- I have a personal issue that is keeping me from attending class
- I want to do a grade replacement
- I want to nominate my instructor for an award
- I have a complaint about my instructor
- I want to contest a grade
Many times students encounter problems in their personal lives that keep them from being able to attend class. Sometimes such problems are short-term and involve missing just one or two classes but other times they may result in excessive absences. Whatever the case, your first move should always be to discuss your absences with your instructor. You do not have to divulge private information to your instructor. It should be enough to say that you have a personal issue that is keeping your from attending class. Ask your instructor if you may complete late or missed work and stay caught up on writing assignments. We also recommend that you notify the Dean of Students Office who can determine whether your situation meets their requirements for sending a note to all of your instructors, asking them to consider working with you during this time. You should know, though, that ultimately it is up to the discretion of each instructor as to whether or not s/he will honor such requests from the Dean’s Office.
You may also want to seek help at the Counseling Center, where you may meet confidentially with counselors who may be able to provide the help that you need.
The process for Grade Replacement has recently been updated; you can now do it online.

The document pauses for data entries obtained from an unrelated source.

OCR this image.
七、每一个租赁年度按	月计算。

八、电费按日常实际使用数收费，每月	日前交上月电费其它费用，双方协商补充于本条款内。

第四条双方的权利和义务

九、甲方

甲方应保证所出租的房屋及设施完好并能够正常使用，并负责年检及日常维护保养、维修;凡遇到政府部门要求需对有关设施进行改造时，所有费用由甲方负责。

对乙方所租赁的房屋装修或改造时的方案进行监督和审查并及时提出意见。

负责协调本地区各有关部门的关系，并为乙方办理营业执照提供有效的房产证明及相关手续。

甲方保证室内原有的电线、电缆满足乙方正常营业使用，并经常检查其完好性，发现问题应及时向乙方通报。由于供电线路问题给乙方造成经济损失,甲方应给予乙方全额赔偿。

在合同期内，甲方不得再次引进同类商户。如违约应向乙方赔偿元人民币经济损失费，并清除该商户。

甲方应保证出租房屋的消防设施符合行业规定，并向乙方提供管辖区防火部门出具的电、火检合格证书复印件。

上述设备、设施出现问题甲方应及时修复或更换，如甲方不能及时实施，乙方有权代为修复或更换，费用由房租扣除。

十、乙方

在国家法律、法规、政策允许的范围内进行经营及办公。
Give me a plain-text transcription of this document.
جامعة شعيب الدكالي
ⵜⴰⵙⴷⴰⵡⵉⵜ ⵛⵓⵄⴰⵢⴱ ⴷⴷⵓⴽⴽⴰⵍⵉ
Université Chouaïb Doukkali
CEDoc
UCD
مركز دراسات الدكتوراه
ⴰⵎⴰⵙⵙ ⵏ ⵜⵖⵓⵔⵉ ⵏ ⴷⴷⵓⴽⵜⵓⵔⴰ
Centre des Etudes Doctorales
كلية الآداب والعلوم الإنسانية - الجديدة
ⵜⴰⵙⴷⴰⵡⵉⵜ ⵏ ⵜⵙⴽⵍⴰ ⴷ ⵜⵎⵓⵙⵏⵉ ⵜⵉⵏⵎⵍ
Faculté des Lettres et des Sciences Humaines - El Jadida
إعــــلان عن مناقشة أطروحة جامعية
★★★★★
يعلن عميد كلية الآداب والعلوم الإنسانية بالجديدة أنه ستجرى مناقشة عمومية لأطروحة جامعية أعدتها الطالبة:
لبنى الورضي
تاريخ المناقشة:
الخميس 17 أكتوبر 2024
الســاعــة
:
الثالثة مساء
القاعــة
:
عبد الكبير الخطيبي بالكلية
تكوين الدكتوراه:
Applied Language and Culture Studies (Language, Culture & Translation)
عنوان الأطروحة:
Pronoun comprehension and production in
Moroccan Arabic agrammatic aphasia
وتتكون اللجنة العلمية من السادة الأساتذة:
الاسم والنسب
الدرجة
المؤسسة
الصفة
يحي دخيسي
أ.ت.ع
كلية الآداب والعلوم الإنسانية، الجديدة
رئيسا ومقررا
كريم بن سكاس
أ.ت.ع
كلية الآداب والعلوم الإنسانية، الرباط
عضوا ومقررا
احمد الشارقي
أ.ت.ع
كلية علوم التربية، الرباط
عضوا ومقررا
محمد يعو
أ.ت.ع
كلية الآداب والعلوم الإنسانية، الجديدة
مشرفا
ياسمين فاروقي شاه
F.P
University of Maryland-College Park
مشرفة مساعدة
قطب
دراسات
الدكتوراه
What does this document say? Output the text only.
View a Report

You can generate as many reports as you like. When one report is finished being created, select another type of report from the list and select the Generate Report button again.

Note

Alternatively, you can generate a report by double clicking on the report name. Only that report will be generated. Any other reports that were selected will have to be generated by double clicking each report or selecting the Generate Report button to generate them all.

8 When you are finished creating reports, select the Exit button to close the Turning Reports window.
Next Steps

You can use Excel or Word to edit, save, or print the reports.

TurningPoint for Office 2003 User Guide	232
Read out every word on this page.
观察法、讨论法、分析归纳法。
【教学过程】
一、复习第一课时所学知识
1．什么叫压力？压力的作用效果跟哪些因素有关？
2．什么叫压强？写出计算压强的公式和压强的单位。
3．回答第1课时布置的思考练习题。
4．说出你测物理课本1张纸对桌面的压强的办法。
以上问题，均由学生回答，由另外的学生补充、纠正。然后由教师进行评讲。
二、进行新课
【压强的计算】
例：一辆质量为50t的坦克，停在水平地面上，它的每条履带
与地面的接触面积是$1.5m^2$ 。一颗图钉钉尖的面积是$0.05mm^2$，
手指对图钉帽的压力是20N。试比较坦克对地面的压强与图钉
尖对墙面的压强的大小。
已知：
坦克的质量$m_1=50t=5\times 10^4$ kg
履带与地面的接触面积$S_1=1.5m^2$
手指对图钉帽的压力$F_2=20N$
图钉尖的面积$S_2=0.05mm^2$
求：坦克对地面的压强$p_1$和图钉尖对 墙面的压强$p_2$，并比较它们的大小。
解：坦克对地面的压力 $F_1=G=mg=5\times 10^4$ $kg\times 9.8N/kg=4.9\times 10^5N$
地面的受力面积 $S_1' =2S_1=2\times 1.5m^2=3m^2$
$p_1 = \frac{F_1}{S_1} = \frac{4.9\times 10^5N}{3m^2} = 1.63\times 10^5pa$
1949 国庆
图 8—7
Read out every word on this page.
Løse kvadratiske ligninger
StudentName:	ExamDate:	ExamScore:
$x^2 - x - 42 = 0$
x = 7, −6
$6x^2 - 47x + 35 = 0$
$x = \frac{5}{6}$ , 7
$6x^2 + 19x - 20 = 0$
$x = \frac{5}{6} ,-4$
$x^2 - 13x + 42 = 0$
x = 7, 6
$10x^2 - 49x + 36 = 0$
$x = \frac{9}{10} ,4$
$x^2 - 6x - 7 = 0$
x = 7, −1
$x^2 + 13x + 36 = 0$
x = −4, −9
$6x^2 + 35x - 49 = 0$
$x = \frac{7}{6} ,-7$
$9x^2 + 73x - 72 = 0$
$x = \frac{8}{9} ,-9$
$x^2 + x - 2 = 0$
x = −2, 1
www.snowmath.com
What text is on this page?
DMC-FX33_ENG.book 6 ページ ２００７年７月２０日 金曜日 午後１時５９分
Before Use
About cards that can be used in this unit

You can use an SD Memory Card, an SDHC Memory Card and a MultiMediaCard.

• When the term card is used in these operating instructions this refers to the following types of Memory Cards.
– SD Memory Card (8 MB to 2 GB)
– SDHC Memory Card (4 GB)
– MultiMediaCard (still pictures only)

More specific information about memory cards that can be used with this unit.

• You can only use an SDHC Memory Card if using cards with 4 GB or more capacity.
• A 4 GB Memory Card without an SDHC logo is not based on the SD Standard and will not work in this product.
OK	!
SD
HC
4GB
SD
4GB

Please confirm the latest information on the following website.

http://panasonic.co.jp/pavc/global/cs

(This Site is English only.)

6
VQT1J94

More information about this new process, including an online instructional video and a link to add/drop dates, can be found on the Registrar's webpage for the Grade Replacement Policy. Note: An Academic Petition to apply the grade replacement policy to a class taken prior to Fall 2007 will not be approved. There are no exceptions to the details of the policy as outlined in the undergraduate catalog.
To write a letter of praise you may send your original and signed letter to Dr. Cy Knoblauch, Director of First-Year Writing, First-Year Writing, College of Arts and Sciences, University of North Carolina at Charlotte, Charlotte, NC 28223. Please include your student ID number for authentification purposes.
First, talk to your instructor to try to resolve the issue. Sometimes problems may be solved by simply talking about them. If you find yourself unable to reach an acceptable solution, however, then you should email Dr. Jan Rieman, Associate Coordinator of First-Year Writing. You may also phone her at 704‑687‑3266. She is available to mediate a conversation with you and your instructor, if necessary.
First, meet in person with your instructor and ask him or her to explain how your grade was determined. Such discussions must occur in person because it is a violation of your privacy to discuss grades over email. If you have done that and still believe that you have been unfairly graded, then you should formally contest the grade.
The full grade appeal policy can be found in the undergraduate catalog's Degree Requirements and Academic Regulations under the heading "Grading and Related Policies." Review this policy closely, and learn about when it is appropriate to initiate a grade appeal, and how to do so, from the Grade Appeal Guide.